The improvement in PFS in the Satraplatin arm was not affected by the type of prior chemotherapy; importantly, the improvement was similar for patients who had received prior Taxotere® (docetaxel), as well as those who received other types of chemotherapy treatments. Fifty-one percent of patients in the trial were previously treated with Taxotere. The hazard ratio for patients in the SPARC trial who were previously treated with Taxotere was 0.67 (95% CI: 0.54-0.83; p=0.0006, adjusted for the pre-specified stratification factors) and therefore numerically equivalent to the entire study population.

Safety findings were consistent with previous clinical studies involving Satraplatin. The reported adverse reactions were mostly mild to moderate in severity. The most common adverse reactions consisted of myelosuppression (bone marrow functions): Twenty-one percent of patients in the Satraplatin arm experienced grade 3 or 4 thrombocytopenia; 14 percent had leucopenia and 21 percent had neutropenia. Eight percent of patients in the Satraplatin arm experienced grade 3 or 4 gastrointestinal toxicities, including nausea, vomiting, diarrhea and constipation. Five percent or less of patients in the Satraplatin arm experienced grade 3 or 4 fatigue, grade 3 or 4 infections and pulmonary/respiratory grade 3 or 4 toxicities.

"We are delighted with the strong detailed results presented today from the Satraplatin SPARC Phase 3 trial," said Bernd R. Seizinger, M.D., Ph.D ., Chief Executive Officer of GPC Biotech. "Moving forward, we plan to work closely with the FDA regarding our application for marketing approval of Satraplatin in the U.S. We also are continuing to aggressively build our marketing and sales organization in the U.S. to prepare for a potential launch of Satraplatin later this year."

"We have been very pleased with the response of the prostate cancer treatment community to the SPARC data and believe that Satraplatin will become a very important treatment option for men with HRPC," said Patrick J. Mahaffy, President and Chief Executive Officer of Pharmion Corporation. "We are currently preparing our regulatory submission and expect to file a marketing authorization application for Satraplatin in the EU by the end of the second quarter."

The SPARC trial is a double-blinded, randomized, placebo-controlled multinational Phase 3 trial assessing Satraplatin plus prednisone as a second-line chemotherapy treatment for patients with HRPC. A total of 950 patients were accrued to the trial at approximately 170 clinical sites in sixteen countries on four continents. In addition to the results presented today, the companies expect that more data from the SPARC trial will be presented at future upcoming major medical conferences.
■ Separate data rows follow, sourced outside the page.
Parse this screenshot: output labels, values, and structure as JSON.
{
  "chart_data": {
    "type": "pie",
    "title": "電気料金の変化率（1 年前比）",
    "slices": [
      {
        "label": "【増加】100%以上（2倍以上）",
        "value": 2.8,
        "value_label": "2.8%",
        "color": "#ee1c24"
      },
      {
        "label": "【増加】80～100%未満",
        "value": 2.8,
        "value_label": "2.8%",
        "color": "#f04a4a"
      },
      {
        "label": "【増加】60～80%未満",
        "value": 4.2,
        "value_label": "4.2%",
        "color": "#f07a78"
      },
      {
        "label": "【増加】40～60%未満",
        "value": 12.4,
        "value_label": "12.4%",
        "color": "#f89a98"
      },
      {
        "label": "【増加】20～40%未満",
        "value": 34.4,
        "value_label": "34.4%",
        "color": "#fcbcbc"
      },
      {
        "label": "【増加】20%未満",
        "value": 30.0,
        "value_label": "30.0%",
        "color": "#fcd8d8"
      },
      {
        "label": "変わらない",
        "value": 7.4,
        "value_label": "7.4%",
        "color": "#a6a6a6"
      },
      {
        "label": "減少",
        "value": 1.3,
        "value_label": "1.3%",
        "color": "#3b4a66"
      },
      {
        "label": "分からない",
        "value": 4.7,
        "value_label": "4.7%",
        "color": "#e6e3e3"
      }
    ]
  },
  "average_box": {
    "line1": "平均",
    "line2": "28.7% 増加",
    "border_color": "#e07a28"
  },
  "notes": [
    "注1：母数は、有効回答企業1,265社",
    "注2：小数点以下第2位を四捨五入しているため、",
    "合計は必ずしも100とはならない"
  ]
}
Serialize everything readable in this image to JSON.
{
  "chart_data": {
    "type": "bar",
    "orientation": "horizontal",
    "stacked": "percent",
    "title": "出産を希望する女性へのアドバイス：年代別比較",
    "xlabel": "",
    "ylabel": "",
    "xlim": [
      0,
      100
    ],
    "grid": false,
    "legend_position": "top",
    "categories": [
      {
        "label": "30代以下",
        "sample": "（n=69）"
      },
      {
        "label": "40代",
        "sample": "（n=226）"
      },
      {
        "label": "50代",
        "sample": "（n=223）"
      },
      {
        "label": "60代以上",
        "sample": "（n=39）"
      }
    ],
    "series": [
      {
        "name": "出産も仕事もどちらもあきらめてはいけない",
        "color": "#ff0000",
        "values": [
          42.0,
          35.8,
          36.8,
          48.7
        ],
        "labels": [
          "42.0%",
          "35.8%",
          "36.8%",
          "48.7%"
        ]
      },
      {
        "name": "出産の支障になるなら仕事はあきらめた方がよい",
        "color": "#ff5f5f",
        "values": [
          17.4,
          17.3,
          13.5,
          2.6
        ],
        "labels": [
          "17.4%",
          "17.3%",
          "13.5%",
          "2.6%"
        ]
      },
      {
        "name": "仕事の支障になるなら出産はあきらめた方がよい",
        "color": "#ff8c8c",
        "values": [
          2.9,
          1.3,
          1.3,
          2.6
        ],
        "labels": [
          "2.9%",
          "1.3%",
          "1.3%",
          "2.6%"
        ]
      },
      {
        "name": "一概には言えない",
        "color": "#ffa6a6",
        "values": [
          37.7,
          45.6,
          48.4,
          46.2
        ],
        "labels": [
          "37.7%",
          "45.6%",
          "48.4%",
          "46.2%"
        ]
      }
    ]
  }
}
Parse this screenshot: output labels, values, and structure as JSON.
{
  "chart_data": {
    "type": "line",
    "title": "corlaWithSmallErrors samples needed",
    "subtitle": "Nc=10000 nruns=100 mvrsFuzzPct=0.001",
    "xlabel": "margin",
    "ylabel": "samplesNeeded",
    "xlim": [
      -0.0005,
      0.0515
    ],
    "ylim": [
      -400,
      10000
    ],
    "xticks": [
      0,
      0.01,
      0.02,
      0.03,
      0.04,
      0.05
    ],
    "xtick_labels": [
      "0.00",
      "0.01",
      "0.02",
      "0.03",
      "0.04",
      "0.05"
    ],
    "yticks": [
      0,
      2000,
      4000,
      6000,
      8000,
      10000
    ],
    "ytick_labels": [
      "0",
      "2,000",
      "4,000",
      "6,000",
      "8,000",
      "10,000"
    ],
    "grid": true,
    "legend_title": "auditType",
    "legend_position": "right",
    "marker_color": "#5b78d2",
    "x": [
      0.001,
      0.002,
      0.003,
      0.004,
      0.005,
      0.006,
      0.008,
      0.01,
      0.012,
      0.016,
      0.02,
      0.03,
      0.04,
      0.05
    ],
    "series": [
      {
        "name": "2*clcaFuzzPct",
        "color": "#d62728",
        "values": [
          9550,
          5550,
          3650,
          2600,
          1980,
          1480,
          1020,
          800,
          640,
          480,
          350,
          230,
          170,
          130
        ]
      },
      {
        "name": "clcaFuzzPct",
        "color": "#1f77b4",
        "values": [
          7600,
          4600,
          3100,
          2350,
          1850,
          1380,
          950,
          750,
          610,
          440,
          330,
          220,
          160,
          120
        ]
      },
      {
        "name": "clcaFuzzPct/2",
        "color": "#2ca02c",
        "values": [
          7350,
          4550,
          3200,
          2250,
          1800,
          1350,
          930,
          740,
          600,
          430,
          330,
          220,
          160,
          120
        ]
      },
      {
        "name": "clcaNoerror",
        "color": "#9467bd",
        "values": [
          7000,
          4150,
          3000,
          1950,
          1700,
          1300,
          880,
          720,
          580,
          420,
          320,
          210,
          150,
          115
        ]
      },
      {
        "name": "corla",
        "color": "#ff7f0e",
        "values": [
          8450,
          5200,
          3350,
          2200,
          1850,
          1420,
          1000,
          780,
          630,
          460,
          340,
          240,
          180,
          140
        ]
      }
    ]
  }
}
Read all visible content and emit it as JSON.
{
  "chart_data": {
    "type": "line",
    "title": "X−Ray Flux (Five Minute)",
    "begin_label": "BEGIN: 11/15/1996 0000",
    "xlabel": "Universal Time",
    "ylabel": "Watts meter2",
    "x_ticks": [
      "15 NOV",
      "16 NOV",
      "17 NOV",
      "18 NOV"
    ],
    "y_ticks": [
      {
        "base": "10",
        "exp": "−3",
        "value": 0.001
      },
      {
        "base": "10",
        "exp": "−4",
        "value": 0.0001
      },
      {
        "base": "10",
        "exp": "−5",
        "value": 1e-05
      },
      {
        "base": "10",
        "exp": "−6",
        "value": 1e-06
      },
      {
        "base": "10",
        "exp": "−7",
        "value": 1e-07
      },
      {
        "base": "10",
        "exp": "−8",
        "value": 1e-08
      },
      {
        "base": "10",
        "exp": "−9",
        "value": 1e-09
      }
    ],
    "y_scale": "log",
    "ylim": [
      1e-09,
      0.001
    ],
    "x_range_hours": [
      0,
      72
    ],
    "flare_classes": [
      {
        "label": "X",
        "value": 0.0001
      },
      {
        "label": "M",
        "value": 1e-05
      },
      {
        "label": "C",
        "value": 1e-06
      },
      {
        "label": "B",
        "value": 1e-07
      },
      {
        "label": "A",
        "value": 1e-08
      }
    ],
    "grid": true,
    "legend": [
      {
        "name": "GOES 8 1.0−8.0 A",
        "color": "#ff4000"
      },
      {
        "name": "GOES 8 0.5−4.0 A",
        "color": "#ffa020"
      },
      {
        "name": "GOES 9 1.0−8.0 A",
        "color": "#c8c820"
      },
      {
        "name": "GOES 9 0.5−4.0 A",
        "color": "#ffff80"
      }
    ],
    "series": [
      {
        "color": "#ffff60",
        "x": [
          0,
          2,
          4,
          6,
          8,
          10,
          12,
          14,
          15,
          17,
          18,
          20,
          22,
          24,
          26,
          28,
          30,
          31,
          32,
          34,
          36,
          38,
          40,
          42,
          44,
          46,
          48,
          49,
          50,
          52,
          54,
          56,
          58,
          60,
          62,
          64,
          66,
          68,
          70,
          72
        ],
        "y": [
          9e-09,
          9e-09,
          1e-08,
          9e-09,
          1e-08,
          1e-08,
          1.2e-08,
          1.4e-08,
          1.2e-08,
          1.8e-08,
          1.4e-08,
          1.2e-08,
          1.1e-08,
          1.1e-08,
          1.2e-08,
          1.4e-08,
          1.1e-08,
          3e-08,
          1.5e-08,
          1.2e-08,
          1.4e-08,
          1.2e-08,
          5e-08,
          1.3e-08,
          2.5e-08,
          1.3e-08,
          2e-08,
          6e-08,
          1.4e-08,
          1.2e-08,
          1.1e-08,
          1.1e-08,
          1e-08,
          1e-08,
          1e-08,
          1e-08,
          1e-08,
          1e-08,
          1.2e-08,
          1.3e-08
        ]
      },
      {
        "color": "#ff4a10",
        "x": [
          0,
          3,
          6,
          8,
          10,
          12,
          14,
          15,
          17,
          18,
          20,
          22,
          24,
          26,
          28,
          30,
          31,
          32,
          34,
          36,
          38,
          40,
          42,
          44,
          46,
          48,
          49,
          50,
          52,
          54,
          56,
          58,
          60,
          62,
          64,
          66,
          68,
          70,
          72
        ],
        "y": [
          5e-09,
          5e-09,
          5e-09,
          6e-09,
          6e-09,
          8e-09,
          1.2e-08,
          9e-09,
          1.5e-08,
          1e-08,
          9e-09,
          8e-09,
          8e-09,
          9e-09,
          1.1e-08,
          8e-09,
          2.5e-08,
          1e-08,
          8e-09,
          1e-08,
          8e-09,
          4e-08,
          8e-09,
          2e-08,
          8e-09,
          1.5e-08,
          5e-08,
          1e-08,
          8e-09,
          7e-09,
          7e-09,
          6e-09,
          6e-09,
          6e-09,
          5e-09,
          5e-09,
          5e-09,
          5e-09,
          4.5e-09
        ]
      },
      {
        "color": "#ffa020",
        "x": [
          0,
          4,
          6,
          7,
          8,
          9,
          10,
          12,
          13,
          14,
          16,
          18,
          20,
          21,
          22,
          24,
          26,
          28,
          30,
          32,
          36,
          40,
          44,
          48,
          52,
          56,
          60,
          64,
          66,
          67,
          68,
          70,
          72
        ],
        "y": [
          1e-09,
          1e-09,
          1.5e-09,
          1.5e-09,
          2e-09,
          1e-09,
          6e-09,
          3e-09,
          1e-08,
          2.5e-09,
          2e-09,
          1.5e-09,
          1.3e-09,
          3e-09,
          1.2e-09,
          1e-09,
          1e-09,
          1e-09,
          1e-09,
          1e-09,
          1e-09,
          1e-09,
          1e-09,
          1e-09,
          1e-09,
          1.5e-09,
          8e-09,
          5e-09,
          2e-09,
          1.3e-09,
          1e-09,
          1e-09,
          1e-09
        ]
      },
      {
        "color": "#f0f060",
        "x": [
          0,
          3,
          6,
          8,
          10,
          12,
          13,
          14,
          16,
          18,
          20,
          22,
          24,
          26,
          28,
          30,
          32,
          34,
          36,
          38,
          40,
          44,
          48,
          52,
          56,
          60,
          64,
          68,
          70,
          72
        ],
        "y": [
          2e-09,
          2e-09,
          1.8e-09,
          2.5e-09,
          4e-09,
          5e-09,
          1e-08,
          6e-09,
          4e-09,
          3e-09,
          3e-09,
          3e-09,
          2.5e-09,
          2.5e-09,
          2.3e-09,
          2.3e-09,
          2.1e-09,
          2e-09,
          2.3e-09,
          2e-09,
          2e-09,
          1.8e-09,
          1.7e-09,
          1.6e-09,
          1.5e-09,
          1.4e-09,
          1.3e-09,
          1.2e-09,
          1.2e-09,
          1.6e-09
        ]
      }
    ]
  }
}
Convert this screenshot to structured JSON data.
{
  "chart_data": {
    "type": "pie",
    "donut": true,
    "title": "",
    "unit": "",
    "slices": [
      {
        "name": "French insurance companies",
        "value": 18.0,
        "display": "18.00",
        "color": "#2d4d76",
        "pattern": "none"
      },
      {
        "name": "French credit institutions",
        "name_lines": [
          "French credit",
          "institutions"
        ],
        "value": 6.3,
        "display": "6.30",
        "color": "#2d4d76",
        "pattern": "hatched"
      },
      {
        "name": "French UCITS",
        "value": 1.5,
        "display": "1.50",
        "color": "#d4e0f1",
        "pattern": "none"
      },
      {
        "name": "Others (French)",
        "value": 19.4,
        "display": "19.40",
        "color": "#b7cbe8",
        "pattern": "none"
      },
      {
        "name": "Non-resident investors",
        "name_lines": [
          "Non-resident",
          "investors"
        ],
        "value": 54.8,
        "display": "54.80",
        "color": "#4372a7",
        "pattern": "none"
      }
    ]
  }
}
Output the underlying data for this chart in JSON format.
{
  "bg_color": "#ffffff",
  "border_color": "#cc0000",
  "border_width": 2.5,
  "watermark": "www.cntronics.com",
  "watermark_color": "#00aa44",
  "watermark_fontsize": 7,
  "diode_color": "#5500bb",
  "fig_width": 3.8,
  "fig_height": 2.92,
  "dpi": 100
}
Please note: The scientific information discussed in this press release related to Satraplatin is investigative. Satraplatin has not yet been approved by the FDA in the U.S., the EMEA in Europe or any other regulatory authority and no conclusions can or should be drawn regarding its safety or effectiveness. Only the relevant regulatory authorities can determine whether Satraplatin is safe and effective for the use(s) being investigated.

Taxotere® (docetaxel) is a registered trademark of Aventis Pharma S.A.